Document Type : Research Paper
Faculty of Civil Engineering, University of Tabriz, East Azerbaijan Province, Tabriz, Iran.
This paper aims to investigate the effects of uncertainty in soil characteristics and dam geometry on seepage flow using the hybrid Multivariate Adaptive Regression Splines (MARS) and Monte Carlo Method (MCM).
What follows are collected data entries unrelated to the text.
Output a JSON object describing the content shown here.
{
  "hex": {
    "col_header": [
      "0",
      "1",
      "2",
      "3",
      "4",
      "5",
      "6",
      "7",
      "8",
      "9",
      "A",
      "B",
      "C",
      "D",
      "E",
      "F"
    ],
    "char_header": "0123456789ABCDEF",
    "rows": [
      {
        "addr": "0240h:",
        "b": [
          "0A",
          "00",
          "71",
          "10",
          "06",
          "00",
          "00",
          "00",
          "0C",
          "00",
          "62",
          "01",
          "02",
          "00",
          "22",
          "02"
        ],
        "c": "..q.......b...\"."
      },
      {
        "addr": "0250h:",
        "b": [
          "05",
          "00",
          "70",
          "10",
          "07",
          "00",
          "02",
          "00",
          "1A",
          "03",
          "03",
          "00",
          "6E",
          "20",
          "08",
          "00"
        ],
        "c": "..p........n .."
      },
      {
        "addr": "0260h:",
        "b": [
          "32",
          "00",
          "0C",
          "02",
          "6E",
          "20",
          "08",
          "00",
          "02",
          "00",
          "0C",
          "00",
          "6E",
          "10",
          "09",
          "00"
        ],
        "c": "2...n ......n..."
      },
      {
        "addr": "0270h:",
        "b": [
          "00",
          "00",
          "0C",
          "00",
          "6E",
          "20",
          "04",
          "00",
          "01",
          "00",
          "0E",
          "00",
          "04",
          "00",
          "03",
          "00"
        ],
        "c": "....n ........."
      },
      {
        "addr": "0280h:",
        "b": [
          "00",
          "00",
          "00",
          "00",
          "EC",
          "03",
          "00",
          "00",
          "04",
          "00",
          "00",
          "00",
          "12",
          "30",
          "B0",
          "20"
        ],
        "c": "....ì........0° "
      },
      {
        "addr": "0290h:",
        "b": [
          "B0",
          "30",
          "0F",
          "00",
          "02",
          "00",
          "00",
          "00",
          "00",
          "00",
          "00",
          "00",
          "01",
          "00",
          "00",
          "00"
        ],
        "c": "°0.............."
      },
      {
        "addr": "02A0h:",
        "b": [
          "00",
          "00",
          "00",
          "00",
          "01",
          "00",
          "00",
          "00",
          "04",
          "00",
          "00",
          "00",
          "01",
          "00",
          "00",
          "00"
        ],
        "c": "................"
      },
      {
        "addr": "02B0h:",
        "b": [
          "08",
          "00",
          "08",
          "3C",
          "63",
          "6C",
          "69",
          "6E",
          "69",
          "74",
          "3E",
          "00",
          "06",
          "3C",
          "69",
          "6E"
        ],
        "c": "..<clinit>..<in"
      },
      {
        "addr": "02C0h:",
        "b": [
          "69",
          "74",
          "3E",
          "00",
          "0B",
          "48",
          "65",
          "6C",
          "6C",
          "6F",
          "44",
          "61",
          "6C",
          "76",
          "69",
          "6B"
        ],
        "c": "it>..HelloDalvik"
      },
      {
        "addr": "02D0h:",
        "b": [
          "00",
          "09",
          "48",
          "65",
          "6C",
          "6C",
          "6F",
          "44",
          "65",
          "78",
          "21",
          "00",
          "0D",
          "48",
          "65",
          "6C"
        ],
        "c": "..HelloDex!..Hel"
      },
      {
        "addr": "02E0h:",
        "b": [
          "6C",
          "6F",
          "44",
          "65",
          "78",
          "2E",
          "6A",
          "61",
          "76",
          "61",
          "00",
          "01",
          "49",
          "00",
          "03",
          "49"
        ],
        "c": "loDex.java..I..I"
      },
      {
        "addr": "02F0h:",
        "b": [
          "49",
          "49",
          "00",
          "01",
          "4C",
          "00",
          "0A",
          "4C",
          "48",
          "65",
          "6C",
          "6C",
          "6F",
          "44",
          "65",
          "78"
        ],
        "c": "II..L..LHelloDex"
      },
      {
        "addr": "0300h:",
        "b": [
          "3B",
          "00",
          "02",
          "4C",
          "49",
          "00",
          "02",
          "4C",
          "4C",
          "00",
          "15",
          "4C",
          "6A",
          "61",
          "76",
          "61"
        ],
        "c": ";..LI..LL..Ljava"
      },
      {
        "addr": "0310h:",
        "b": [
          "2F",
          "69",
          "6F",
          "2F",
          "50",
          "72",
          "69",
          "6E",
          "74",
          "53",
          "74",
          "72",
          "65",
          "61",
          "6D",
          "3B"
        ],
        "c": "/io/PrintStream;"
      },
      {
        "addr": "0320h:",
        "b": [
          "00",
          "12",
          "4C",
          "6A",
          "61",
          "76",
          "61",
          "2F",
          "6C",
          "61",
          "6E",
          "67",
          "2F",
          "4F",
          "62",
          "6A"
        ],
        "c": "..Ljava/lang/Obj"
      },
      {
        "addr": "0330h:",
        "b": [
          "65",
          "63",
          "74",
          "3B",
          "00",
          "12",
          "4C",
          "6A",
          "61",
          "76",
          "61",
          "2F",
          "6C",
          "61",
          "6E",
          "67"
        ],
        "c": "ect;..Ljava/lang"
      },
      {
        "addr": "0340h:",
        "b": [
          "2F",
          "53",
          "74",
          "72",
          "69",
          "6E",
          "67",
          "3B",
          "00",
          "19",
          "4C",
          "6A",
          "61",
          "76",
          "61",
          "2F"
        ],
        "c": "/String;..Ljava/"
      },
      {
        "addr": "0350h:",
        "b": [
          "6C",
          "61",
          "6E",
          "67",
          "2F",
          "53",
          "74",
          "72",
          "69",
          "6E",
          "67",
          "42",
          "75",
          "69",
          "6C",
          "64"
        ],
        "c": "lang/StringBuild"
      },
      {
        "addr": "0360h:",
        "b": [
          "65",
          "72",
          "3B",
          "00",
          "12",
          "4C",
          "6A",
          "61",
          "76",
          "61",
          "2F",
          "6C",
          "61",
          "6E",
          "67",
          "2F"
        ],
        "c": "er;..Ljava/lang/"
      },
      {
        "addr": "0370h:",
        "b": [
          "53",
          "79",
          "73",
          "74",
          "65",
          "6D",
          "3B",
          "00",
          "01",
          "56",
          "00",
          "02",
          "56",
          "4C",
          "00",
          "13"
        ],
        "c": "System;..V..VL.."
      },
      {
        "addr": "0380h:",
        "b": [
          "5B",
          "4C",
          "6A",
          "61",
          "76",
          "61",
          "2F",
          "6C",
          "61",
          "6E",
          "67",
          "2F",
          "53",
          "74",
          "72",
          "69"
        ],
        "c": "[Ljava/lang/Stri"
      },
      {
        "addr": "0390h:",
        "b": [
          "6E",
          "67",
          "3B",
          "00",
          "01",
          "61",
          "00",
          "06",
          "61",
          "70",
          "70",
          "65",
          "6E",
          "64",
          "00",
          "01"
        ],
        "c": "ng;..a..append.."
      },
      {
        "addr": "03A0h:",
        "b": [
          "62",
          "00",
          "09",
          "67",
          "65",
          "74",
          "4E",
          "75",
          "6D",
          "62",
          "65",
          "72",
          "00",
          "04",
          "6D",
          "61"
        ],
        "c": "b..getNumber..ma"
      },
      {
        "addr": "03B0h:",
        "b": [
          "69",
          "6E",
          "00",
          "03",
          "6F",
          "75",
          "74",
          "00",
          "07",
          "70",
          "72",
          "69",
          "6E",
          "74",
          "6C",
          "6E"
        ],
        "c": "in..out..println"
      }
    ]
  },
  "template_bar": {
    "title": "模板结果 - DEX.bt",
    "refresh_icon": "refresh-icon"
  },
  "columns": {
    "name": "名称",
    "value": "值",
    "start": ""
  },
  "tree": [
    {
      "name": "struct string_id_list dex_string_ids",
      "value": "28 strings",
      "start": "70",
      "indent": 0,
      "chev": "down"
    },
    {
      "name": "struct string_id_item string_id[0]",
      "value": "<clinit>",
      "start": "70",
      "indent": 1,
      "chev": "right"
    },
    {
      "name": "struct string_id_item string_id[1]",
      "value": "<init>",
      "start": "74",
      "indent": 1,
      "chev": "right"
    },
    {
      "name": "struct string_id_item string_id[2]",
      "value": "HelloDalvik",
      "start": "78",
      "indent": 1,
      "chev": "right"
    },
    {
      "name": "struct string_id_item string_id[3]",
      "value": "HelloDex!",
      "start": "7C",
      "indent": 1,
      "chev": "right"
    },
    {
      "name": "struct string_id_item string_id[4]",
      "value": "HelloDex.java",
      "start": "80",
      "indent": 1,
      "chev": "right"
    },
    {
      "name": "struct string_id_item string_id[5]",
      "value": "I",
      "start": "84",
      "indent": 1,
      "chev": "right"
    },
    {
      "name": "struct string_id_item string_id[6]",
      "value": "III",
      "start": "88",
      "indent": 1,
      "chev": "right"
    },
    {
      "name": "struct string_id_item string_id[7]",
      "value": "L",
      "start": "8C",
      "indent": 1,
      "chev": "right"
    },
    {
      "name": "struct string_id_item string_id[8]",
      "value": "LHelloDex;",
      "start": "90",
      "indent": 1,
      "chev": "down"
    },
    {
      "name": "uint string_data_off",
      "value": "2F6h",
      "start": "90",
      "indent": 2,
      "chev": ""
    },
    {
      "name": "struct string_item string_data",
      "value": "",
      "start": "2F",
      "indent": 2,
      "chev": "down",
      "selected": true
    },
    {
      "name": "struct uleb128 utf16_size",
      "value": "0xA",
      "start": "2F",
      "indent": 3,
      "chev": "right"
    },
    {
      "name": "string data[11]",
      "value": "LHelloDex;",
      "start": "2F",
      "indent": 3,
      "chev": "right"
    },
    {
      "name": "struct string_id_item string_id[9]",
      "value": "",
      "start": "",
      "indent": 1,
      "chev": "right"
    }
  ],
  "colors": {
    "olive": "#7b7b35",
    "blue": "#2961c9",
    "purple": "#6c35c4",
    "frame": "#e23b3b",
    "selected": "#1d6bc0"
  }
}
A computer program based on Darcy flow is developed in the Fortran language to calculate the discharge flow. After validating the numerical FORTRAN code with experimental outputs, firstly, the Deterministic Finite Element Method (DFEM) was used to obtain Seepage Exit Discharge (SED) in Steady State Condition (SSC), and MCM was used for probabilistic analysis to account for uncertainty in random parameters. The program monitored Pore Water Pressure (PWP) changes and integrated them into the time/space domains. To ensure minimal error, the results of the models were compared by Standard Error Calculation (SEC). The research also introduced a new component to compare the seepage flow resulting from the analysis of models in a dimensionless manner called the Effective Discharge MARSplines (EDM). In the present research, the combination of Machine Learning (ML) and MCM algorithms was used in an innovative way for Random Finite Element Method (RFEM) calculations. The results of the research indicate that a 17.9% increase in the Hd/Hu ratio in the deterministic analysis results in a 29.3% decrease in EDM, while in the probabilistic analysis, a similar increase leads to a 19.02% decrease in EDM. Upon comparing deterministic and stochastic models, it can be concluded that deterministic analysis is more accurate and exhibits less error when compared to the probabilistic model.